O ten cor cav Jorge [Eduardo Rodrigues y Tenório Correia] Matias, cmdt do BCAV 8323/73, que estava sediado em Pirada (, o comando, a CCS e a 3ª C/BCAV 8323/73) faz aqui uma homenagem, emocionada aos bravos de Copá, o 4º pelotão, da 1ª C/BCAV 8323/73, comandado pelo alf mil at cav Manuel Joaquim Brás, e a que pertencia o António Rodrigues, e reforçada por mais uma secção, do 1º pelotão, comandada pelo fur mil Carlos Eugénio A. P. Silva.

Foto (e legenda): © António Rodrigues. (2015).
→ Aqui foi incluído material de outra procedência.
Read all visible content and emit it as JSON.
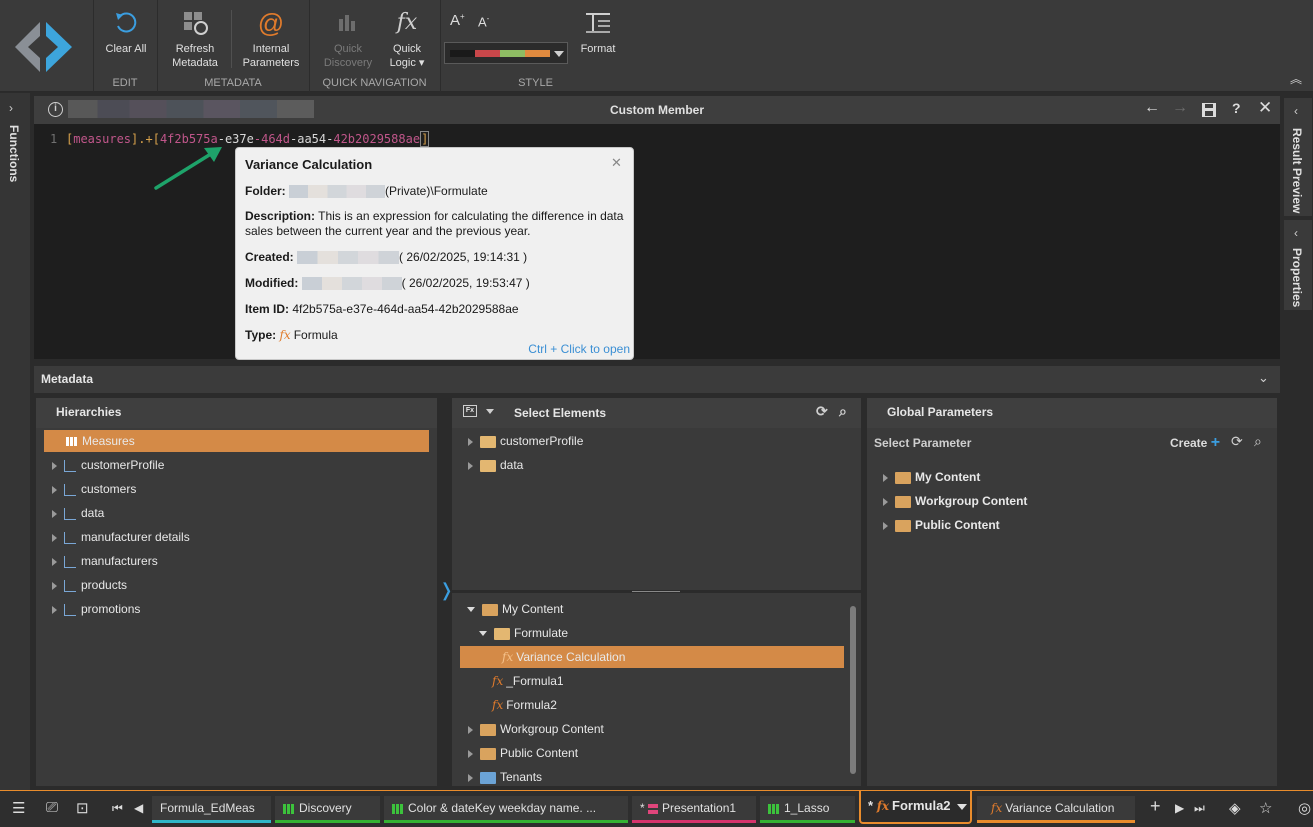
{
  "ribbon": {
    "edit": {
      "clear_all": "Clear All",
      "group": "EDIT"
    },
    "metadata": {
      "refresh": "Refresh\nMetadata",
      "refresh_l1": "Refresh",
      "refresh_l2": "Metadata",
      "internal_l1": "Internal",
      "internal_l2": "Parameters",
      "group": "METADATA"
    },
    "quick_nav": {
      "discovery_l1": "Quick",
      "discovery_l2": "Discovery",
      "logic_l1": "Quick",
      "logic_l2": "Logic ▾",
      "group": "QUICK NAVIGATION"
    },
    "style": {
      "font_up": "A",
      "font_down": "A",
      "format": "Format",
      "group": "STYLE",
      "palette": [
        "#1a1a1a",
        "#c9474a",
        "#8ebc63",
        "#e08a3f"
      ]
    }
  },
  "left_sidebar": {
    "functions": "Functions"
  },
  "right_sidebar": {
    "result_preview": "Result Preview",
    "properties": "Properties"
  },
  "editor": {
    "title": "Custom Member",
    "line_number": "1",
    "code": {
      "p1": "[",
      "p2": "measures",
      "p3": "].+[",
      "p4": "4f2b575a",
      "p5": "-e3",
      "p6": "7e",
      "p7": "-464d",
      "p8": "-aa54-",
      "p9": "42b2029588ae",
      "p10": "]"
    }
  },
  "tooltip": {
    "title": "Variance Calculation",
    "folder_label": "Folder:",
    "folder_value": "(Private)\\Formulate",
    "description_label": "Description:",
    "description_value": "This is an expression for calculating the difference in data sales between the current year and the previous year.",
    "created_label": "Created:",
    "created_value": "( 26/02/2025, 19:14:31 )",
    "modified_label": "Modified:",
    "modified_value": "( 26/02/2025, 19:53:47 )",
    "itemid_label": "Item ID:",
    "itemid_value": "4f2b575a-e37e-464d-aa54-42b2029588ae",
    "type_label": "Type:",
    "type_value": "Formula",
    "footer": "Ctrl + Click to open"
  },
  "metadata": {
    "title": "Metadata",
    "hierarchies": {
      "title": "Hierarchies",
      "items": [
        "Measures",
        "customerProfile",
        "customers",
        "data",
        "manufacturer details",
        "manufacturers",
        "products",
        "promotions"
      ]
    },
    "select_elements": {
      "title": "Select Elements",
      "top_items": [
        "customerProfile",
        "data"
      ],
      "content": {
        "my_content": "My Content",
        "formulate": "Formulate",
        "variance": "Variance Calculation",
        "formula1": "_Formula1",
        "formula2": "Formula2",
        "workgroup": "Workgroup Content",
        "public": "Public Content",
        "tenants": "Tenants"
      }
    },
    "global_parameters": {
      "title": "Global Parameters",
      "select_param": "Select Parameter",
      "create": "Create",
      "items": [
        "My Content",
        "Workgroup Content",
        "Public Content"
      ]
    }
  },
  "bottom_tabs": [
    {
      "label": "Formula_EdMeas",
      "color": "#2fb7c8"
    },
    {
      "label": "Discovery",
      "color": "#34b233"
    },
    {
      "label": "Color & dateKey weekday name. ...",
      "color": "#34b233"
    },
    {
      "label": "Presentation1",
      "prefix": "*",
      "color": "#d6336c"
    },
    {
      "label": "1_Lasso",
      "color": "#34b233"
    },
    {
      "label": "Formula2",
      "prefix": "*",
      "color": "#e98c2c"
    },
    {
      "label": "Variance Calculation",
      "color": "#e98c2c"
    }
  ]
}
Todos os direitos reservados. [Edição e legendagem complementar: Blogue Luís Graça & Camaradas da Guiné]


I. O célebre comerciante de Pirada, Mário [Rodrigues]  Soares era uma figura "intrigante"... Conviveu com vários camaradas nossos, ao longo da guerra, como o António Pinto (*) ou o Carlos Geraldes(**)... Dizia-se que tinha relações privilegiadas com os dois lados do conflito, as NT e o PAIGC. Dizia-se inclusive quer era um "agente duplo", trabalhando para a PIDE/DGS e para o PAIGC. Ora, não temos provas disso. Está em causa a sua honra. 

Temos que ser cautelosos, não fazer juízos apressados sobre o comportamento dos comerciantes portugueses e outros (libaneses, cabo-verdianos...) que ficaram no mato, apesar da guerra. Em boa verdade, a tropa tinha tendência para pôr em causa a "lealdade" dos comerciantes, colocados num posição difícil no interior da Guiné.

Do Mário Soares sabe-se que tinha bons contactos no Senegal. E que  desempenhou o seu papel na história da indepência da Guiné-Bissau.  Foi através dele que o gabinete do Governador António Spínola consegiu chegar ao Leopoldo Senghor (como se depreende de um histórico depoimento do embaixador Nunes Barata, ex-alf mil, na altura, colaborador íntimo de Spínola,  de que a seguir reproduzimos um excerto; por lapso, chama-lhe António Mário Soares)...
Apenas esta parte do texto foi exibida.